リーブスベリーの街に、この美術館が築かれたのは、
ひとつの問いから始まりました。
「想いは、どこへゆくのか」

語られた言葉は風に溶け、
記憶はやがて時の彼方へと静かに沈んでゆく。
けれど確かに、人のこころに宿った想いは、
消えることなく、かたちを求めて彷徨い続けるのです。

エンシェント美術館は、その"行き場を持たぬ想い"に、
ひとつの居場所を与えるために生まれました。

装心具――
それは、想いをかたちにしたもの。
誰かが誰かを想い、
長い時間をかけて辿り着いた"ひとしずくのこころ"。
その結晶は、やがて手のひらに収まるほどの小さな存在となり、
確かに"ここに在る"ものとして、この世界に刻まれます。

「なぜ、ひとつを大切に飾るのか。
それは、そのかたちの奥に、歩まれてきた果てない道があるからだ。
想いとは、完成ではない。
誰かへと手渡されてゆく、旅の途中なのだ。
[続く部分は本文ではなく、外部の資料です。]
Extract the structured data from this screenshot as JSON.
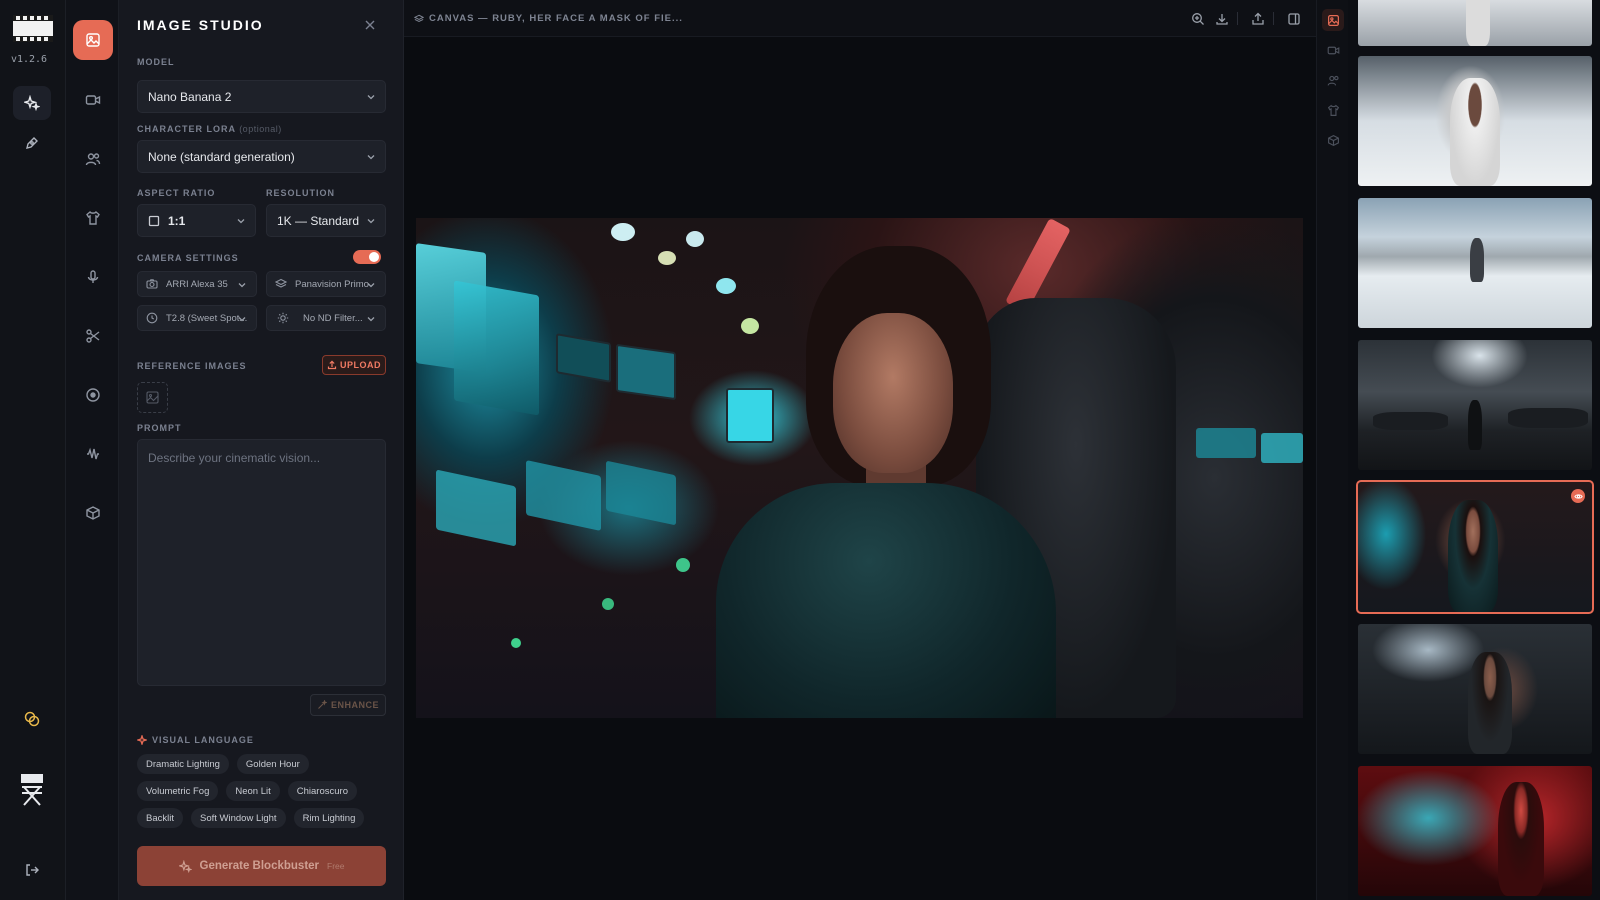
{
  "app": {
    "version": "v1.2.6"
  },
  "panel": {
    "title": "IMAGE STUDIO",
    "model_label": "MODEL",
    "model_value": "Nano Banana 2",
    "lora_label": "CHARACTER LORA",
    "lora_optional": "(optional)",
    "lora_value": "None (standard generation)",
    "aspect_label": "ASPECT RATIO",
    "aspect_value": "1:1",
    "resolution_label": "RESOLUTION",
    "resolution_value": "1K — Standard",
    "camera_label": "CAMERA SETTINGS",
    "camera_enabled": true,
    "camera_body": "ARRI Alexa 35",
    "lens": "Panavision Primo",
    "aperture": "T2.8 (Sweet Spot...",
    "nd_filter": "No ND Filter...",
    "reference_label": "REFERENCE IMAGES",
    "upload_label": "UPLOAD",
    "prompt_label": "PROMPT",
    "prompt_placeholder": "Describe your cinematic vision...",
    "enhance_label": "ENHANCE",
    "visual_language_label": "VISUAL LANGUAGE",
    "chips": [
      "Dramatic Lighting",
      "Golden Hour",
      "Volumetric Fog",
      "Neon Lit",
      "Chiaroscuro",
      "Backlit",
      "Soft Window Light",
      "Rim Lighting"
    ],
    "generate_label": "Generate Blockbuster",
    "generate_tag": "Free"
  },
  "canvas": {
    "title": "CANVAS — RUBY, HER FACE A MASK OF FIE..."
  },
  "colors": {
    "accent": "#e66b55",
    "panel_bg": "#16181f",
    "canvas_bg": "#0a0c10"
  }
}
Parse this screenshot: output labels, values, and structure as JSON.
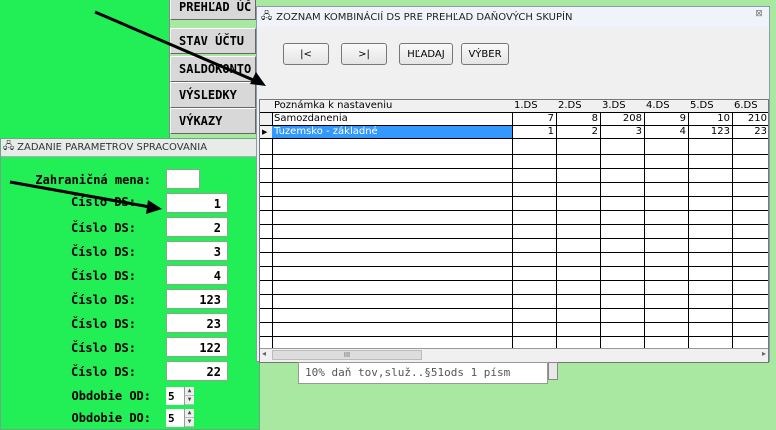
{
  "menu": [
    {
      "label": "PREHĽAD ÚČ"
    },
    {
      "label": "STAV ÚČTU"
    },
    {
      "label": "SALDOKONTO"
    },
    {
      "label": "VÝSLEDKY"
    },
    {
      "label": "VÝKAZY"
    }
  ],
  "param_window": {
    "title": "ZADANIE PARAMETROV SPRACOVANIA",
    "rows": [
      {
        "label": "Zahraničná mena:",
        "value": ""
      },
      {
        "label": "Číslo DS:",
        "value": "1"
      },
      {
        "label": "Číslo DS:",
        "value": "2"
      },
      {
        "label": "Číslo DS:",
        "value": "3"
      },
      {
        "label": "Číslo DS:",
        "value": "4"
      },
      {
        "label": "Číslo DS:",
        "value": "123"
      },
      {
        "label": "Číslo DS:",
        "value": "23"
      },
      {
        "label": "Číslo DS:",
        "value": "122"
      },
      {
        "label": "Číslo DS:",
        "value": "22"
      },
      {
        "label": "Obdobie OD:",
        "value": "5"
      },
      {
        "label": "Obdobie DO:",
        "value": "5"
      }
    ]
  },
  "dialog": {
    "title": "ZOZNAM KOMBINÁCIÍ DS PRE PREHĽAD DAŇOVÝCH SKUPÍN",
    "close": "⊠",
    "buttons": {
      "first": "|<",
      "last": ">|",
      "search": "HĽADAJ",
      "select": "VÝBER"
    },
    "columns": [
      "Poznámka k nastaveniu",
      "1.DS",
      "2.DS",
      "3.DS",
      "4.DS",
      "5.DS",
      "6.DS"
    ],
    "rows": [
      [
        "Samozdanenia",
        "7",
        "8",
        "208",
        "9",
        "10",
        "210"
      ],
      [
        "Tuzemsko - základné",
        "1",
        "2",
        "3",
        "4",
        "123",
        "23"
      ]
    ],
    "scroll_label": "III"
  },
  "tooltip": "10% daň tov,služ..§51ods 1 písm"
}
」

— 館長 ヴェフィター・オノル

この美術館に集う装心具たちは、単なる作品ではありません。
それぞれが、誰かの物語の断片であり、
過去から未来へと手渡されてゆく"心の証"です。

そして――
ここを訪れるあなたもまた、
その物語の続きを歩むひとり。

どうか、ひとつの装心具の前で立ち止まり、耳を澄ませてみてください。
そこに宿る想いは、きっとあなたの中の何かと静かに響き合うでしょう。

やがてその響きは、新たなかたちを求め、
また別の誰かのもとへと旅立ってゆく。

それこそが、エンシェント美術館の在り方。
想いがめぐり、かたちとなり、そして再び誰かへと受け継がれてゆく場所。

ここは、終わりではなく――
静かに始まり続ける、物語の集う場所なのです。